A machine learns how to play video games by trial and error.

A solid 25 years after its release, people are still messing around with classic Mario games. Japanese fans re-scored Queen's "Don't Stop Me Now" using the game's sound effects, a level auto-player, and four screens playing simultaneously. We've shown before that computers can learn how to game. For some reason, Mario games just end up being really easy sandboxes for people to spend hours in.

Gaming YouTuber SethBling created a program called "MarI/O" that taught itself how to play Super Mario World. As you'll see in the video above, the program decides which buttons to press by referring to what SethBling calls "neural networks," which are adapted by a "fitness" score. The program measures fitness by how far Mario makes it toward the end of the level and how fast, and when it runs into an obstacle, it can learn to evade by jumping, modifying jump duration, and so on.

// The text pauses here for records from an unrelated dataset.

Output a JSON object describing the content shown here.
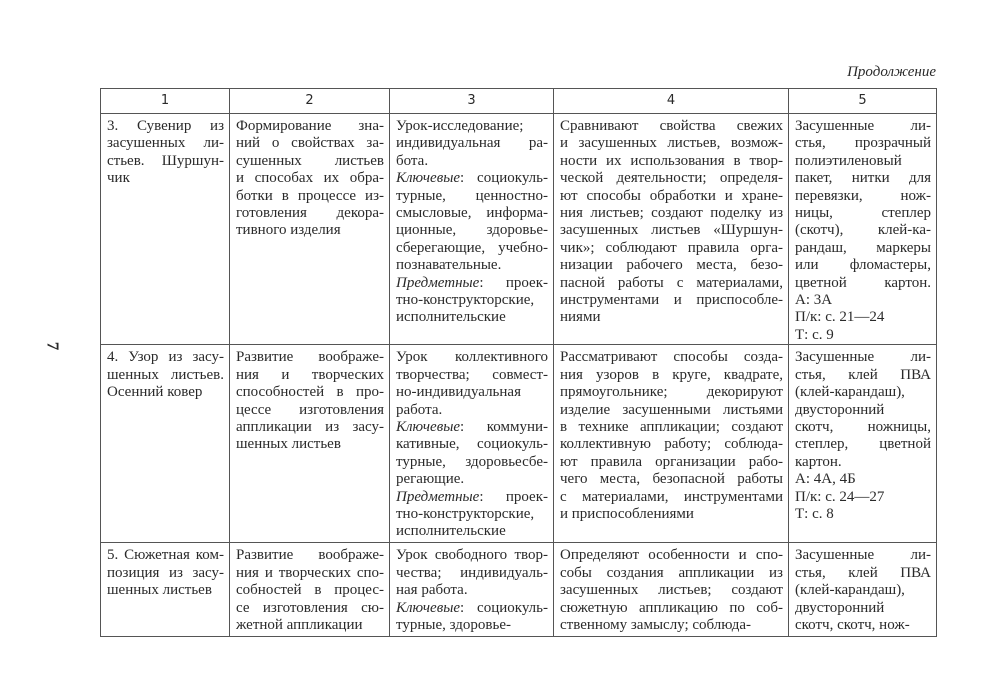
{
  "continuation_label": "Продолжение",
  "page_number": "7",
  "headers": [
    "1",
    "2",
    "3",
    "4",
    "5"
  ],
  "rows": [
    [
      [
        "3. Сувенир из",
        "засушенных ли-",
        "стьев. Шуршун-",
        "чик"
      ],
      [
        "Формирование зна-",
        "ний о свойствах за-",
        "сушенных листьев",
        "и способах их обра-",
        "ботки в процессе из-",
        "готовления декора-",
        "тивного изделия"
      ],
      [
        "Урок-исследование;",
        "индивидуальная ра-",
        "бота.",
        {
          "italic": "Ключевые",
          "rest": ": социокуль-"
        },
        "турные, ценностно-",
        "смысловые, информа-",
        "ционные, здоровье-",
        "сберегающие, учебно-",
        "познавательные.",
        {
          "italic": "Предметные",
          "rest": ": проек-"
        },
        "тно-конструкторские,",
        "исполнительские"
      ],
      [
        "Сравнивают свойства свежих",
        "и засушенных листьев, возмож-",
        "ности их использования в твор-",
        "ческой деятельности; определя-",
        "ют способы обработки и хране-",
        "ния листьев; создают поделку из",
        "засушенных листьев «Шуршун-",
        "чик»; соблюдают правила орга-",
        "низации рабочего места, безо-",
        "пасной работы с материалами,",
        "инструментами и приспособле-",
        "ниями"
      ],
      [
        "Засушенные ли-",
        "стья, прозрачный",
        "полиэтиленовый",
        "пакет, нитки для",
        "перевязки, нож-",
        "ницы, степлер",
        "(скотч), клей-ка-",
        "рандаш, маркеры",
        "или фломастеры,",
        "цветной картон.",
        "А: 3А",
        "П/к: с. 21—24",
        "Т: с. 9"
      ]
    ],
    [
      [
        "4. Узор из засу-",
        "шенных листьев.",
        "Осенний ковер"
      ],
      [
        "Развитие воображе-",
        "ния и творческих",
        "способностей в про-",
        "цессе изготовления",
        "аппликации из засу-",
        "шенных листьев"
      ],
      [
        "Урок коллективного",
        "творчества; совмест-",
        "но-индивидуальная",
        "работа.",
        {
          "italic": "Ключевые",
          "rest": ": коммуни-"
        },
        "кативные, социокуль-",
        "турные, здоровьесбе-",
        "регающие.",
        {
          "italic": "Предметные",
          "rest": ": проек-"
        },
        "тно-конструкторские,",
        "исполнительские"
      ],
      [
        "Рассматривают способы созда-",
        "ния узоров в круге, квадрате,",
        "прямоугольнике; декорируют",
        "изделие засушенными листьями",
        "в технике аппликации; создают",
        "коллективную работу; соблюда-",
        "ют правила организации рабо-",
        "чего места, безопасной работы",
        "с материалами, инструментами",
        "и приспособлениями"
      ],
      [
        "Засушенные ли-",
        "стья, клей ПВА",
        "(клей-карандаш),",
        "двусторонний",
        "скотч, ножницы,",
        "степлер, цветной",
        "картон.",
        "А: 4А, 4Б",
        "П/к: с. 24—27",
        "Т: с. 8"
      ]
    ],
    [
      [
        "5. Сюжетная ком-",
        "позиция из засу-",
        "шенных листьев"
      ],
      [
        "Развитие воображе-",
        "ния и творческих спо-",
        "собностей в процес-",
        "се изготовления сю-",
        "жетной аппликации"
      ],
      [
        "Урок свободного твор-",
        "чества; индивидуаль-",
        "ная работа.",
        {
          "italic": "Ключевые",
          "rest": ": социокуль-"
        },
        "турные, здоровье-"
      ],
      [
        "Определяют особенности и спо-",
        "собы создания аппликации из",
        "засушенных листьев; создают",
        "сюжетную аппликацию по соб-",
        "ственному замыслу; соблюда-"
      ],
      [
        "Засушенные ли-",
        "стья, клей ПВА",
        "(клей-карандаш),",
        "двусторонний",
        "скотч, скотч, нож-"
      ]
    ]
  ]
}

These decisions make nodes, which are referred to on following runs.

Only the networks with the highest fitness are selected to create the next session. SethBling's program started out knowing nothing about the game, and failed many times before eventually learning the best route through the first level. The program also recognizes when fitness tapers off (when Mario dies), and adds a mutation by making Mario jump or do something different on the next level generation. Essentially, it's a machine version of evolution, making micro- or macro-adjustments as it needs to get through.

If you're a biology student or enthusiast, watch this. You might get a kick out of seeing a video game version of gene editing.